Analysis at Scale Tutorial Notebooks

In this Notebook, we walk through a simple methodology for extracting coastlines from 8-band multispectral imagery. This tutorial demonstrates how to link together several concepts from remote sensing, image science, and GIS to produce a complete geospatial analysis. The steps in the workflow include: (1) calculating a Normalized Difference Water Index; (2) thresholding the water index into a binary image; (3) cleaning up small features; and (4) converting the land/water boundaries into vector polylines representing coastlines. This tutorial is the first in a series that will demonstrate how to progress from prototyping an algorithm in GBDX Notebooks to deploying and running that algorithm at production scale over large geographic regions.
In this Notebook, we will extend the simple methodology for extracting coastlines that we built in the previous tutorial. Our goal in this Notebook is to be able to run the same methodology over a much bigger geographic area. Specifically, we are going to show two different approaches to running the algorithm over an entire image rather than just one small part of that image, like we used last time.
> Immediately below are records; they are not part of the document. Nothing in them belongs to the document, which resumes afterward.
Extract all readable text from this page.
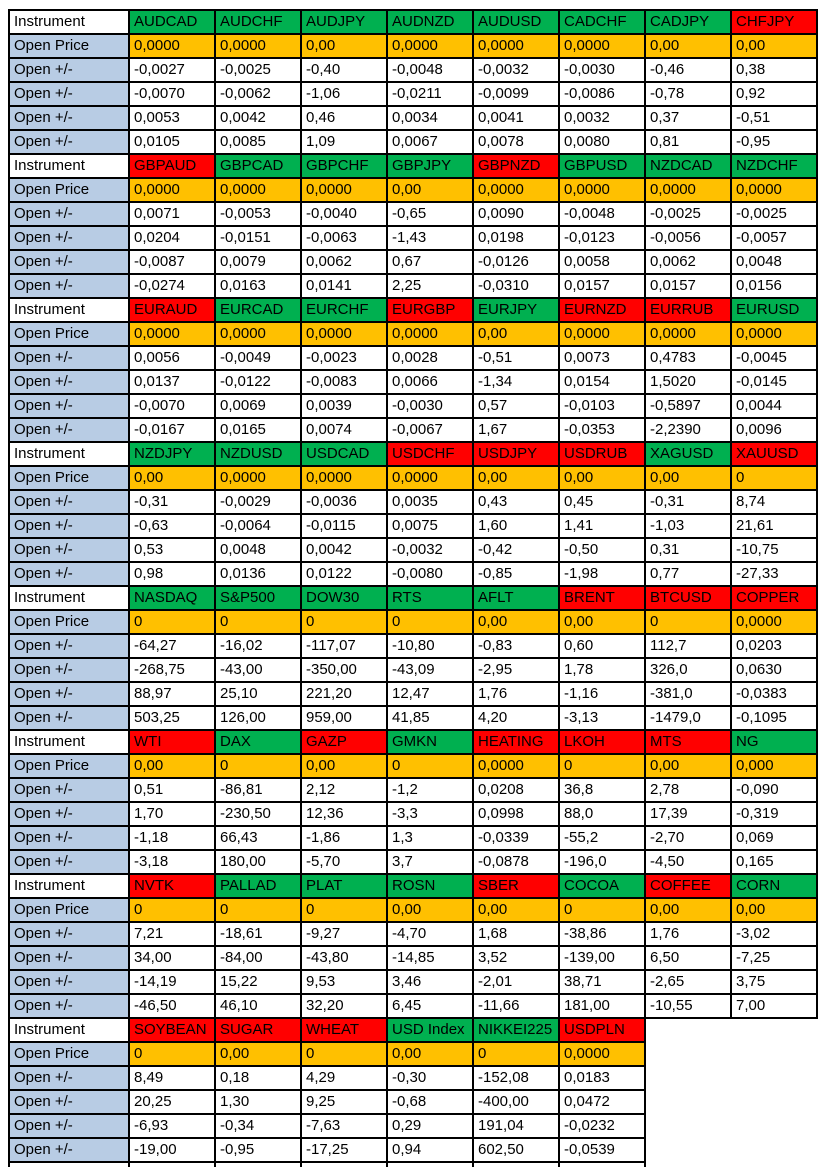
Instrument	AUDCAD	AUDCHF	AUDJPY	AUDNZD	AUDUSD	CADCHF	CADJPY	CHFJPY
Open Price	0,0000	0,0000	0,00	0,0000	0,0000	0,0000	0,00	0,00
Open +/-	-0,0027	-0,0025	-0,40	-0,0048	-0,0032	-0,0030	-0,46	0,38
Open +/-	-0,0070	-0,0062	-1,06	-0,0211	-0,0099	-0,0086	-0,78	0,92
Open +/-	0,0053	0,0042	0,46	0,0034	0,0041	0,0032	0,37	-0,51
Open +/-	0,0105	0,0085	1,09	0,0067	0,0078	0,0080	0,81	-0,95
Instrument	GBPAUD	GBPCAD	GBPCHF	GBPJPY	GBPNZD	GBPUSD	NZDCAD	NZDCHF
Open Price	0,0000	0,0000	0,0000	0,00	0,0000	0,0000	0,0000	0,0000
Open +/-	0,0071	-0,0053	-0,0040	-0,65	0,0090	-0,0048	-0,0025	-0,0025
Open +/-	0,0204	-0,0151	-0,0063	-1,43	0,0198	-0,0123	-0,0056	-0,0057
Open +/-	-0,0087	0,0079	0,0062	0,67	-0,0126	0,0058	0,0062	0,0048
Open +/-	-0,0274	0,0163	0,0141	2,25	-0,0310	0,0157	0,0157	0,0156
Instrument	EURAUD	EURCAD	EURCHF	EURGBP	EURJPY	EURNZD	EURRUB	EURUSD
Open Price	0,0000	0,0000	0,0000	0,0000	0,00	0,0000	0,0000	0,0000
Open +/-	0,0056	-0,0049	-0,0023	0,0028	-0,51	0,0073	0,4783	-0,0045
Open +/-	0,0137	-0,0122	-0,0083	0,0066	-1,34	0,0154	1,5020	-0,0145
Open +/-	-0,0070	0,0069	0,0039	-0,0030	0,57	-0,0103	-0,5897	0,0044
Open +/-	-0,0167	0,0165	0,0074	-0,0067	1,67	-0,0353	-2,2390	0,0096
Instrument	NZDJPY	NZDUSD	USDCAD	USDCHF	USDJPY	USDRUB	XAGUSD	XAUUSD
Open Price	0,00	0,0000	0,0000	0,0000	0,00	0,00	0,00	0
Open +/-	-0,31	-0,0029	-0,0036	0,0035	0,43	0,45	-0,31	8,74
Open +/-	-0,63	-0,0064	-0,0115	0,0075	1,60	1,41	-1,03	21,61
Open +/-	0,53	0,0048	0,0042	-0,0032	-0,42	-0,50	0,31	-10,75
Open +/-	0,98	0,0136	0,0122	-0,0080	-0,85	-1,98	0,77	-27,33
Instrument	NASDAQ	S&P500	DOW30	RTS	AFLT	BRENT	BTCUSD	COPPER
Open Price	0	0	0	0	0,00	0,00	0	0,0000
Open +/-	-64,27	-16,02	-117,07	-10,80	-0,83	0,60	112,7	0,0203
Open +/-	-268,75	-43,00	-350,00	-43,09	-2,95	1,78	326,0	0,0630
Open +/-	88,97	25,10	221,20	12,47	1,76	-1,16	-381,0	-0,0383
Open +/-	503,25	126,00	959,00	41,85	4,20	-3,13	-1479,0	-0,1095
Instrument	WTI	DAX	GAZP	GMKN	HEATING	LKOH	MTS	NG
Open Price	0,00	0	0,00	0	0,0000	0	0,00	0,000
Open +/-	0,51	-86,81	2,12	-1,2	0,0208	36,8	2,78	-0,090
Open +/-	1,70	-230,50	12,36	-3,3	0,0998	88,0	17,39	-0,319
Open +/-	-1,18	66,43	-1,86	1,3	-0,0339	-55,2	-2,70	0,069
Open +/-	-3,18	180,00	-5,70	3,7	-0,0878	-196,0	-4,50	0,165
Instrument	NVTK	PALLAD	PLAT	ROSN	SBER	COCOA	COFFEE	CORN
Open Price	0	0	0	0,00	0,00	0	0,00	0,00
Open +/-	7,21	-18,61	-9,27	-4,70	1,68	-38,86	1,76	-3,02
Open +/-	34,00	-84,00	-43,80	-14,85	3,52	-139,00	6,50	-7,25
Open +/-	-14,19	15,22	9,53	3,46	-2,01	38,71	-2,65	3,75
Open +/-	-46,50	46,10	32,20	6,45	-11,66	181,00	-10,55	7,00
Instrument	SOYBEAN	SUGAR	WHEAT	USD Index	NIKKEI225	USDPLN		
Open Price	0	0,00	0	0,00	0	0,0000		
Open +/-	8,49	0,18	4,29	-0,30	-152,08	0,0183		
Open +/-	20,25	1,30	9,25	-0,68	-400,00	0,0472		
Open +/-	-6,93	-0,34	-7,63	0,29	191,04	-0,0232		
Open +/-	-19,00	-0,95	-17,25	0,94	602,50	-0,0539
In the previous Notebook, we demonstrated two different strategies for scaling our coastline extraction algorithm to run over a full image strip. The result was a Python function that we can point at any (coastal) image and efficiently delineate the coastlines, either in downsampled resolution or full resolution. The execution of that function was conducted within our Notebook, which is convenient for hands-on development and testing, but not necessarily ideal for production-level analysis. For example, what if we wanted to run the analysis over multiple strips at the same time? Or set up a recurring job that runs on every new strip that comes in over a given area? Handling production of coastline features from the Notebook in these cases would be relatively cumbersome. At this point in the development process, it's important to consider moving our algorithm from the Notebook environment to the GBDX Platform by deploying it as a GBDX Task. A GBDX Task is simply a stored version of an algorithm (or tool, or methodology, or really any operation) that we can execute on the GBDX Platform. The code itself isn't run locally; instead, it runs as part of a Workflow in the cloud. This means we can execute the same Task against multiple images all at the same time: each will be kicked off as a separate, parallel workflow, without being constrained to the computational limits of a single machine (or GBDX Notebook Kernel). In this Notebook, we provide a walkthrough of how to deploy our coastline extraction algorithm as a GBDX Task, using some helpful tools built right into the GBDX Notebooks interface. We also do a quick test of our new task and review the results to make sure it works.
In the previous Notebook, we walked through how to deploy our coastline extraction algorithm as a GBDX Task, enabling us to run it on the GBDX platform instead of inside of our Notebook. In this final Notebook, we are going to use the GBDX Task we created to run coastline extraction over multiple images, in parallel, using GBDX Workflows. Using this approach, we'll be able to extract a highly detailed coastline for the entire island of Kauai, in less than 10 minutes.